Mevcut horolojik manzaraya hızlı bir şekilde ilerleyin ve otomatik saatlerin saat topluluğunun dikkatini çekmeye devam ettiğini görebilirsiniz. Bu yenilik diğer özellikleri de yükseltti; sergi arka kasaları, iskeletleştirilmiş mekanizmalar ve kazınmış veya imzalı rotorlar gibi hassas bir şekilde hazırlanmış öğelere hayran olmak için değerli bir özellik haline geldi. Ayrıca, saat takılmadığında rotorun dönmesini sağlamak için kullanıcının bilek hareketini taklit eden bilgisayar ve uygulama kontrollü cihazlar olan "saat kurma makineleri"nden oluşan başarılı bir küçük sanayi de yarattılar.
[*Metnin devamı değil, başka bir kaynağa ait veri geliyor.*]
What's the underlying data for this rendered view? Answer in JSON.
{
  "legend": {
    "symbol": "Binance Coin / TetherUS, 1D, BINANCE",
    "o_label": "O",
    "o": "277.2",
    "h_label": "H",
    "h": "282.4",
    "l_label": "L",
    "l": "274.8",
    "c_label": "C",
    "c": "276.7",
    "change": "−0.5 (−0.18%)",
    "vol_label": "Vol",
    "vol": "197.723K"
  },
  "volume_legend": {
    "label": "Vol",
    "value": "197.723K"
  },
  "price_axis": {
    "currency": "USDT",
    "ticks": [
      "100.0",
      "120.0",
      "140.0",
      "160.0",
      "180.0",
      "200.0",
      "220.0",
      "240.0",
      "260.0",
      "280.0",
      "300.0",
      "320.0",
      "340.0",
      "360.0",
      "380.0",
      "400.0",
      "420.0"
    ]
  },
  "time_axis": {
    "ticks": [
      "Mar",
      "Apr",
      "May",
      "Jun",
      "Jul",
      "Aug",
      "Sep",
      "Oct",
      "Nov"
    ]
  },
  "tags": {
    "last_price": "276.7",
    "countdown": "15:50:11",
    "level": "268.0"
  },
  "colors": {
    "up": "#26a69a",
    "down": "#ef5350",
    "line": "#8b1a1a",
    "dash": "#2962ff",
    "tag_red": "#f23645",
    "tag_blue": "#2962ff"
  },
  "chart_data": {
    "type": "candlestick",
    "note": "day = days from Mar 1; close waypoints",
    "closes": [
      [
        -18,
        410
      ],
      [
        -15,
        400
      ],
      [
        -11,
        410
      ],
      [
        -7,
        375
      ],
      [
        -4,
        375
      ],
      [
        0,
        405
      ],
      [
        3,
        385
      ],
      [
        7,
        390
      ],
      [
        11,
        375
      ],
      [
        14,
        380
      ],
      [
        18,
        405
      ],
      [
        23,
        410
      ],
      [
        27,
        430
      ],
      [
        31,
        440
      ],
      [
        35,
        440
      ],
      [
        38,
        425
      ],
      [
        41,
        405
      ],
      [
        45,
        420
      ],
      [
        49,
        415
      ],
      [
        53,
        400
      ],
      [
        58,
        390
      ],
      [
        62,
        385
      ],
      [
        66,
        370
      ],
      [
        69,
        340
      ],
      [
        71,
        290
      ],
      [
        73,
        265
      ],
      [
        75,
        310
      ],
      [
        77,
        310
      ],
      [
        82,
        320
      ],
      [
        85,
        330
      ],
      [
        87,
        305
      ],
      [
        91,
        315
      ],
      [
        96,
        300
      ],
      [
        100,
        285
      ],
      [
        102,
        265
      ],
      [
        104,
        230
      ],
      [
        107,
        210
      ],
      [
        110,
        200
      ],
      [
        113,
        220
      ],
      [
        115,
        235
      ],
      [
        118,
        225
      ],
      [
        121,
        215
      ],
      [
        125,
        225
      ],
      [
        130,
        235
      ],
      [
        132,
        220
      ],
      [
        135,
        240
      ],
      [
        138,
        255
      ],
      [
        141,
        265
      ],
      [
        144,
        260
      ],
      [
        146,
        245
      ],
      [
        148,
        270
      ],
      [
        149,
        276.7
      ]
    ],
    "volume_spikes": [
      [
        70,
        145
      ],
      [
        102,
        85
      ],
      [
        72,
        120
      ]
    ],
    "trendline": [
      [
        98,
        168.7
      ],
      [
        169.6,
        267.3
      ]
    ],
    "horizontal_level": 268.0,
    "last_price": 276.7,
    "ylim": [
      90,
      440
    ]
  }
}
Saatle ilgili her şey gibi, bu sarıcılar da 50 doların altında bir fiyattan, bir evden daha pahalı olan ve aynı anda çok sayıda saati idare edebilen kasa tipi modellere kadar çeşitlilik gösteriyor.Ancak mühendislik diploması olmasa veya bir saat kurmacı için ön ödeme yapılmasa bile Perrelet'in fikrinin ne kadar ilerlediğini takdir etmek kolaydır. Dünyanın her yerindeki saat tutkunları, Perrelet'in orijinal motivasyonunun ruhuna sadık kalarak bu gelişmelerin avantajlarından faydalanmakta hiç zorluk çekmiyor. Bunu, tümü modern otomatik mekanizmanın artan verimliliğiyle desteklenen, gündüz/gece göstergesine sahip çift zaman dilimli bir saat olan Presidia 943'te açıkça görebilirsiniz. Daha da etkileyici olanı, bu güçlü mekanizmanın, bir varlığı yansıtacak kadar büyük ancak bunu talep edecek kadar da büyük olmayan 42 mm'lik bir siluete sığması gerçeğidir. Çarpıcı iskeletleştirme ve büyüleyici guillochet işçiliğiyle Perrelet'in mirasını her rüzgarda takdir etmek kolaydır.